Phospholipases A2 are represented in snake venoms by several types and possess diverse biological activities including neurotoxicity. Previously, we isolated and characterized two neurotoxic phospholipases A2 (HDP-1 and HDP-2) from the venom of Nikolski's viper (Vipera nikolskii), which were heterodimers composed of two non-covalently bound subunits. Each heterodimer consisted of an enzymatically active basic subunit and an inactive acidic subunit. In this work, we studied the in vivo biological activity of HDP-2 in mice. The acute toxicity (LD50 = 0.38 μg/gm) and maximal tolerated dose (0.1 μg/gm) were determined. In the hot plate test, HDP-2 at the maximal tolerated dose, reliably prolonged the time of the mouse staying on the plate. However, taking into account the neurotoxicity of HDP-2, we believe that this effect may be explained by a general intoxication rather than specific decrease of pain sensitivity. In this respect HDP-2 differs from other heterodimeric phospholipases A2 like crotoxin, which possess analgesic activity. This difference can be explained by the dissimilarity in the structure of the acidic subunits, suggesting an important role of this subunit in analgesic activity.

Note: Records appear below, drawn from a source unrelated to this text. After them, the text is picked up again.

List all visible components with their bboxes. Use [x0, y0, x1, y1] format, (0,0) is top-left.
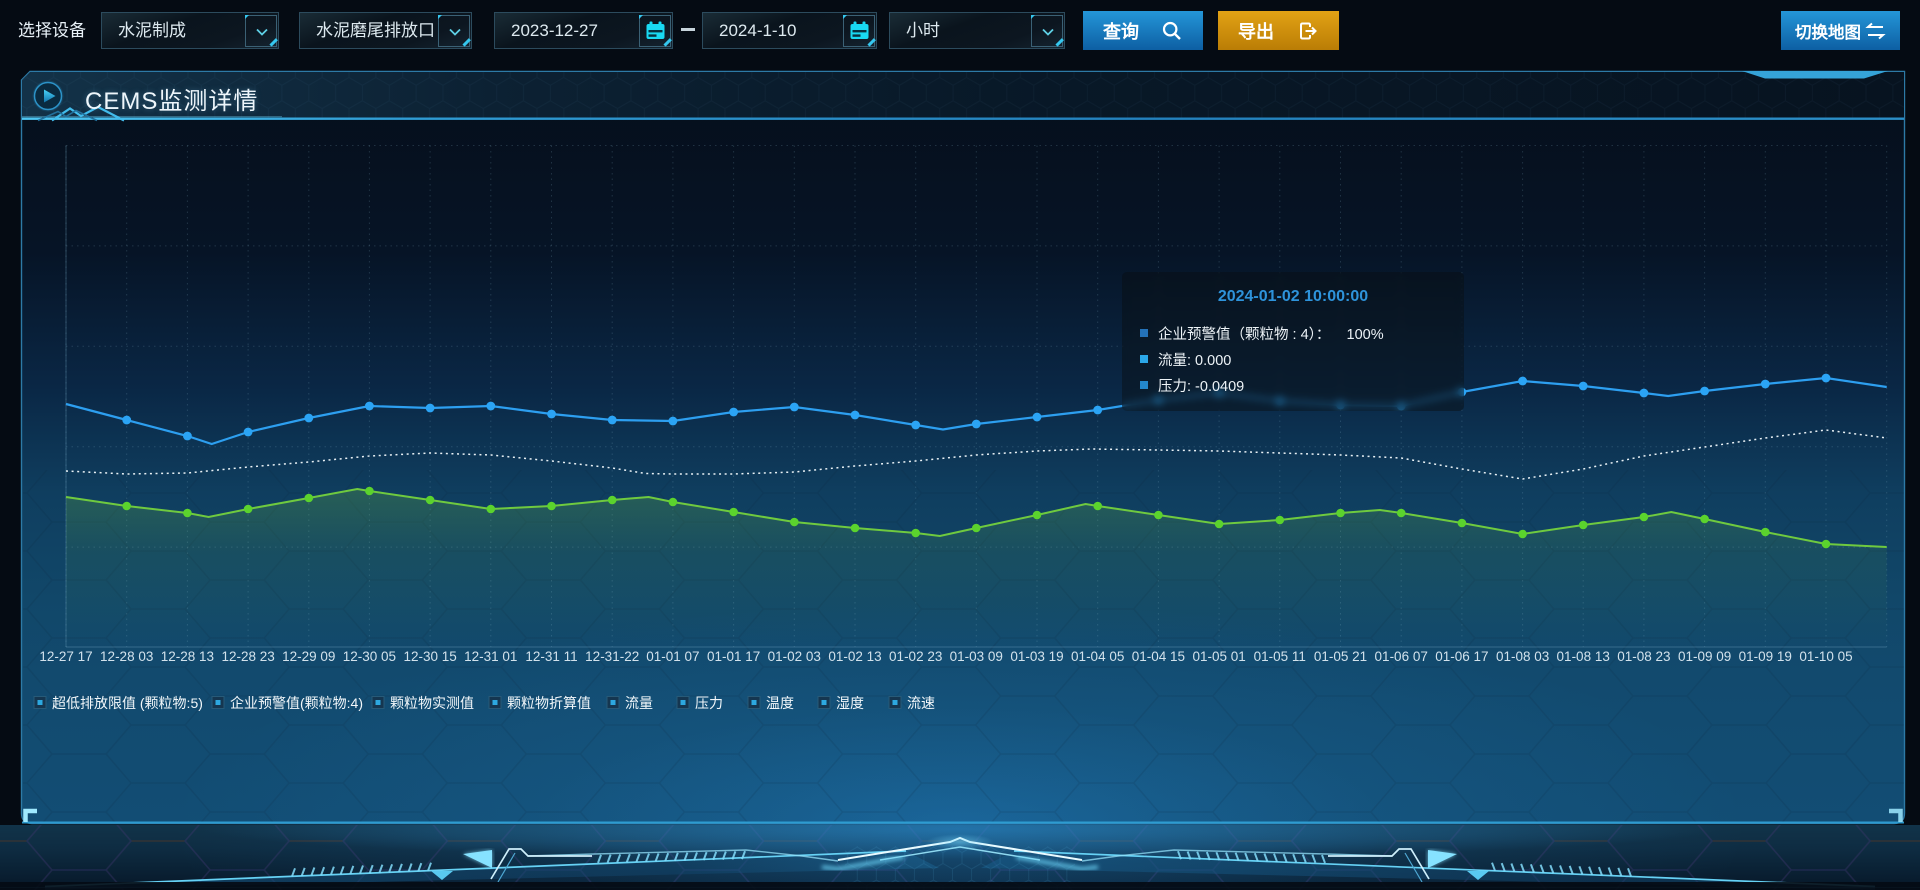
svg-text:12-31 11: 12-31 11: [525, 649, 577, 664]
svg-text:12-30 15: 12-30 15: [403, 649, 456, 664]
svg-text:01-05 11: 01-05 11: [1254, 649, 1306, 664]
svg-text:12-30 05: 12-30 05: [343, 649, 396, 664]
svg-text:01-05 21: 01-05 21: [1314, 649, 1367, 664]
svg-text:12-28 03: 12-28 03: [100, 649, 153, 664]
svg-text:01-02 03: 01-02 03: [768, 649, 821, 664]
svg-text:12-28 13: 12-28 13: [161, 649, 214, 664]
svg-text:12-29 09: 12-29 09: [282, 649, 335, 664]
svg-text:01-10 05: 01-10 05: [1799, 649, 1852, 664]
svg-text:01-06 07: 01-06 07: [1375, 649, 1428, 664]
svg-text:01-09 19: 01-09 19: [1739, 649, 1792, 664]
svg-text:01-08 03: 01-08 03: [1496, 649, 1549, 664]
svg-text:湿度: 湿度: [836, 695, 864, 711]
svg-text:01-01 17: 01-01 17: [707, 649, 760, 664]
svg-text:压力: 压力: [695, 695, 723, 711]
svg-text:12-31-22: 12-31-22: [585, 649, 639, 664]
svg-text:流速: 流速: [907, 695, 935, 711]
svg-text:01-03 09: 01-03 09: [950, 649, 1003, 664]
svg-text:01-05 01: 01-05 01: [1192, 649, 1245, 664]
svg-text:12-28 23: 12-28 23: [221, 649, 274, 664]
svg-text:01-04 15: 01-04 15: [1132, 649, 1185, 664]
svg-text:12-27 17: 12-27 17: [39, 649, 92, 664]
svg-text:温度: 温度: [766, 695, 794, 711]
svg-text:01-09 09: 01-09 09: [1678, 649, 1731, 664]
svg-text:01-08 13: 01-08 13: [1557, 649, 1610, 664]
svg-text:01-08 23: 01-08 23: [1617, 649, 1670, 664]
svg-text:01-06 17: 01-06 17: [1435, 649, 1488, 664]
svg-text:01-02 23: 01-02 23: [889, 649, 942, 664]
svg-text:12-31 01: 12-31 01: [464, 649, 517, 664]
svg-text:01-03 19: 01-03 19: [1010, 649, 1063, 664]
svg-text:01-04 05: 01-04 05: [1071, 649, 1124, 664]
svg-text:01-02 13: 01-02 13: [828, 649, 881, 664]
svg-text:企业预警值(颗粒物:4): 企业预警值(颗粒物:4): [230, 695, 363, 711]
svg-text:颗粒物折算值: 颗粒物折算值: [507, 695, 591, 711]
svg-text:流量: 流量: [625, 695, 653, 711]
svg-text:01-01 07: 01-01 07: [646, 649, 699, 664]
svg-text:超低排放限值 (颗粒物:5): 超低排放限值 (颗粒物:5): [52, 695, 203, 711]
svg-text:颗粒物实测值: 颗粒物实测值: [390, 695, 474, 711]
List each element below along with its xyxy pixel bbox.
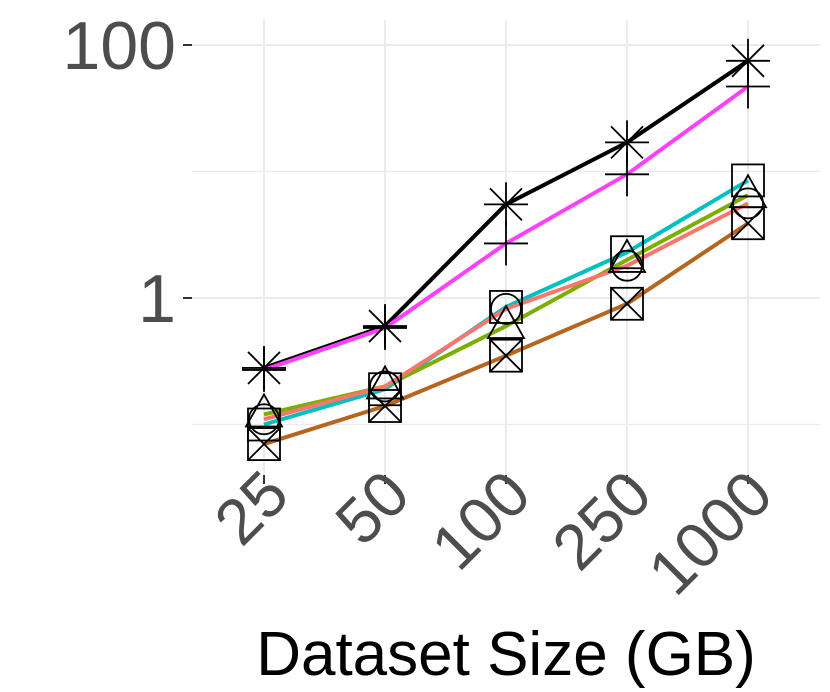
data-point (731, 163, 765, 198)
data-point (247, 427, 281, 461)
series-markers (248, 187, 764, 436)
marker-stroke (610, 125, 644, 159)
data-point (489, 290, 523, 324)
x-tick-label: 1000 (634, 457, 786, 609)
data-point (490, 293, 522, 325)
marker-shape (248, 403, 280, 436)
data-point (484, 182, 528, 227)
y-tick-label: 1 (138, 261, 176, 337)
marker-shape (490, 293, 522, 325)
data-point (363, 305, 407, 350)
marker-shape (611, 249, 643, 282)
data-point (732, 187, 764, 220)
marker-stroke (731, 44, 765, 78)
marker-stroke (489, 187, 523, 221)
y-tick-label: 100 (63, 8, 176, 84)
series-layer (242, 38, 770, 461)
series-line (263, 201, 749, 422)
marker-shape (247, 427, 281, 461)
marker-shape (610, 235, 644, 270)
marker-shape (731, 206, 765, 241)
x-axis-title: Dataset Size (GB) (256, 620, 756, 689)
data-point (605, 152, 649, 197)
data-point (610, 235, 644, 270)
data-point (607, 238, 647, 273)
data-point (726, 64, 770, 109)
data-point (610, 286, 644, 321)
data-point (484, 221, 528, 266)
data-point (244, 392, 284, 428)
marker-shape (732, 187, 764, 220)
data-point (248, 403, 280, 436)
data-point (486, 304, 526, 339)
marker-stroke (610, 287, 644, 321)
grid (192, 20, 820, 475)
marker-shape (244, 392, 284, 428)
series (263, 201, 749, 422)
marker-shape (489, 338, 523, 373)
x-tick-label: 25 (201, 457, 302, 558)
x-tick-label: 100 (417, 457, 543, 583)
marker-shape (610, 286, 644, 321)
data-point (368, 389, 402, 423)
marker-stroke (368, 389, 402, 423)
marker-shape (369, 370, 401, 403)
marker-shape (368, 389, 402, 423)
marker-stroke (489, 339, 523, 373)
marker-shape (365, 364, 405, 400)
data-point (731, 206, 765, 241)
x-tick-label: 50 (322, 457, 423, 558)
marker-stroke (247, 427, 281, 461)
marker-shape (607, 238, 647, 273)
series-markers (247, 206, 765, 461)
y-axis: 1 100 (63, 8, 192, 337)
data-point (365, 364, 405, 400)
marker-shape (486, 304, 526, 339)
data-point (242, 347, 286, 392)
data-point (611, 249, 643, 282)
data-point (369, 370, 401, 403)
data-point (489, 338, 523, 373)
series-markers (242, 64, 770, 392)
marker-shape (489, 290, 523, 324)
marker-stroke (731, 206, 765, 240)
marker-shape (731, 163, 765, 198)
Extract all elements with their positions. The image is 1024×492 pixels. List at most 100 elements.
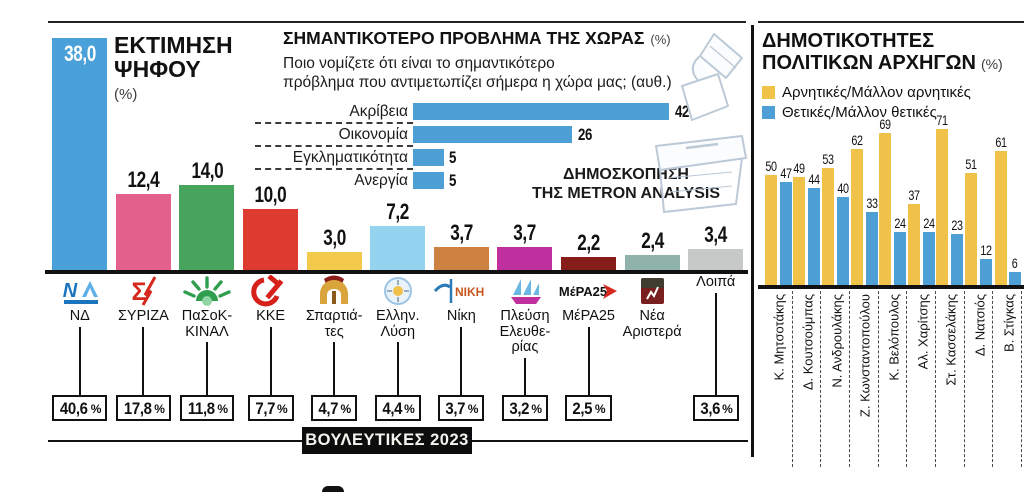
vote-bars: 38,0 12,4 14,0 10,0 3,0 7,2 3,7 3,7 2,2 2,4 3,4 [48,30,748,270]
leader-name-column: Ζ. Κωνσταντοπούλου [850,291,879,467]
problem-bar [413,172,444,189]
positive-bar [808,188,821,285]
percent-sign: % [722,401,733,416]
vote-bar [497,247,553,270]
leader-bar-cell: 71 [935,113,949,285]
leader-bar-group: 49 44 [793,161,822,285]
problem-row: Οικονομία 26 [255,123,753,147]
leader-bar-cell: 44 [807,172,821,285]
negative-bar [994,151,1007,285]
election-2023-value: 17,8% [115,395,171,421]
vote-party-strip: Ν ΝΔ 40,6% Σ ΣΥΡΙΖΑ 17,8% ΠαΣοΚ- ΚΙΝΑΛ 11,8% ΚΚΕ… [48,274,748,421]
vote-bar [370,226,426,270]
leader-bar-cell: 40 [836,181,850,285]
vote-column: 2,4 [620,228,684,270]
leader-bar-group: 50 47 [764,159,793,285]
leader-bar-group: 51 12 [964,157,993,285]
negative-bar [879,133,892,285]
vote-column: 38,0 [48,38,112,270]
leader-bar-cell: 6 [1008,256,1021,285]
negative-bar [793,177,806,285]
election-2023-value: 3,6% [692,395,739,421]
problem-category-label: Εγκληματικότητα [292,148,408,166]
pasok-kinal-logo [175,274,239,308]
leader-name: Δ. Κουτσούμπας [800,294,816,391]
problem-value-label: 42 [674,101,689,121]
leader-name-column: Ν. Ανδρουλάκης [821,291,851,467]
negative-legend-swatch [762,85,775,99]
election-2023-value: 3,2% [501,395,548,421]
poll-source-text: ΔΗΜΟΣΚΟΠΗΣΗ ΤΗΣ METRON ANALYSIS [532,166,720,202]
election-2023-value: 4,4% [374,395,421,421]
party-name: Σπαρτιά- τες [305,308,363,340]
party-column: ΠαΣοΚ- ΚΙΝΑΛ 11,8% [175,274,239,421]
party-name: ΣΥΡΙΖΑ [117,308,169,324]
vote-value-label: 7,2 [386,199,410,224]
leader-value-label: 23 [951,218,964,233]
popularity-title-line2: ΠΟΛΙΤΙΚΩΝ ΑΡΧΗΓΩΝ (%) [762,52,1003,74]
election-2023-number: 4,4 [382,398,402,418]
election-2023-number: 40,6 [60,398,88,418]
connector-line [714,292,717,395]
election-2023-number: 3,2 [509,398,529,418]
vote-value-label: 38,0 [63,41,96,66]
leader-bar-cell: 12 [979,243,993,285]
party-name: ΜέΡΑ25 [562,308,616,324]
popularity-legend: Αρνητικές/Μάλλον αρνητικές Θετικές/Μάλλο… [762,82,971,122]
right-top-rule [758,21,1024,23]
party-column: ΚΚΕ 7,7% [239,274,303,421]
percent-sign: % [90,401,102,416]
vote-column: 3,0 [302,225,366,270]
leader-bar-cell: 69 [878,117,892,285]
negative-bar [964,173,977,285]
vote-value-label: 14,0 [191,158,223,183]
vote-chart-unit: (%) [114,86,138,103]
nea-aristera-logo [620,274,684,308]
leader-bar-cell: 62 [850,133,864,285]
leader-value-label: 6 [1011,256,1018,271]
vote-bar [115,194,171,270]
vote-column: 12,4 [112,167,176,270]
vote-column: 14,0 [175,158,239,270]
nd-logo: Ν [48,274,112,308]
positive-bar [1008,272,1021,285]
connector-line [396,342,399,395]
election-2023-number: 11,8 [187,398,215,418]
connector-line [78,326,81,395]
elliniki-lysi-logo [366,274,430,308]
vote-value-label: 3,4 [704,222,728,247]
vote-bar: 38,0 [52,38,108,270]
election-2023-value: 4,7% [311,395,358,421]
leader-name: Ζ. Κωνσταντοπούλου [857,294,873,418]
election-2023-badge: ΒΟΥΛΕΥΤΙΚΕΣ 2023 [302,427,472,454]
positive-legend-swatch [762,105,775,119]
percent-sign: % [467,401,479,416]
vote-value-label: 12,4 [127,167,160,192]
leader-name: Β. Στίγκας [1001,294,1017,352]
negative-bar [936,129,949,285]
leader-value-label: 62 [850,133,863,148]
election-2023-value: 3,7% [438,395,485,421]
negative-bar [850,149,863,285]
leader-bar-group: 69 24 [878,117,907,285]
leader-bar-group: 37 24 [907,188,936,285]
election-2023-number: 17,8 [123,398,152,418]
svg-text:ΝΙΚΗ: ΝΙΚΗ [455,285,484,299]
leader-bar-cell: 53 [821,152,835,285]
connector-line [269,326,272,395]
problem-title-row: ΣΗΜΑΝΤΙΚΟΤΕΡΟ ΠΡΟΒΛΗΜΑ ΤΗΣ ΧΩΡΑΣ (%) [283,28,753,49]
leader-name: Ν. Ανδρουλάκης [829,294,845,388]
leader-value-label: 69 [879,117,892,132]
legend-row-positive: Θετικές/Μάλλον θετικές [762,102,971,122]
party-name: ΠαΣοΚ- ΚΙΝΑΛ [181,308,233,340]
vote-baseline [45,270,748,274]
party-name: Νέα Αριστερά [622,308,682,340]
connector-line [587,326,590,395]
vote-value-label: 3,0 [322,225,346,250]
leader-value-label: 71 [936,113,949,128]
vote-bar [624,255,680,270]
percent-sign: % [531,401,542,416]
connector-line [333,342,336,395]
leader-name: Αλ. Χαρίτσης [915,294,931,370]
popularity-chart-title: ΔΗΜΟΤΙΚΟΤΗΤΕΣ ΠΟΛΙΤΙΚΩΝ ΑΡΧΗΓΩΝ (%) [762,30,1003,74]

磷脂酶A2在蛇毒中有多种类型,具有多种生物活性,包括神经毒性。此前,我们从尼氏蝰蛇(Vipera nikolskii)的毒液中分离并鉴定了两种神经毒性磷脂酶A2(HDP - 1和HDP - 2),它们是由两个非共价结合的亚基组成的异二聚体。每个异二聚体由一个具有酶活性的碱性亚基和一个无活性的酸性亚基组成。在这项研究中,我们研究了HDP - 2在小鼠体内的生物活性。测定了其急性毒性(LD50 = 0.38 μg/gm)和最大耐受剂量(0.1 μg/gm)。在热板试验中,最大耐受剂量的HDP - 2能可靠地延长小鼠在热板上停留的时间。然而,考虑到HDP - 2的神经毒性,我们认为这种作用可能是由全身中毒引起的,而不是疼痛敏感性的特异性降低。在这方面,HDP - 2与其他异二聚体磷脂酶A2如响尾蛇毒素不同,后者具有镇痛活性。这种差异可以通过酸性亚基结构的不同来解释,这表明该亚基在镇痛活性中起重要作用。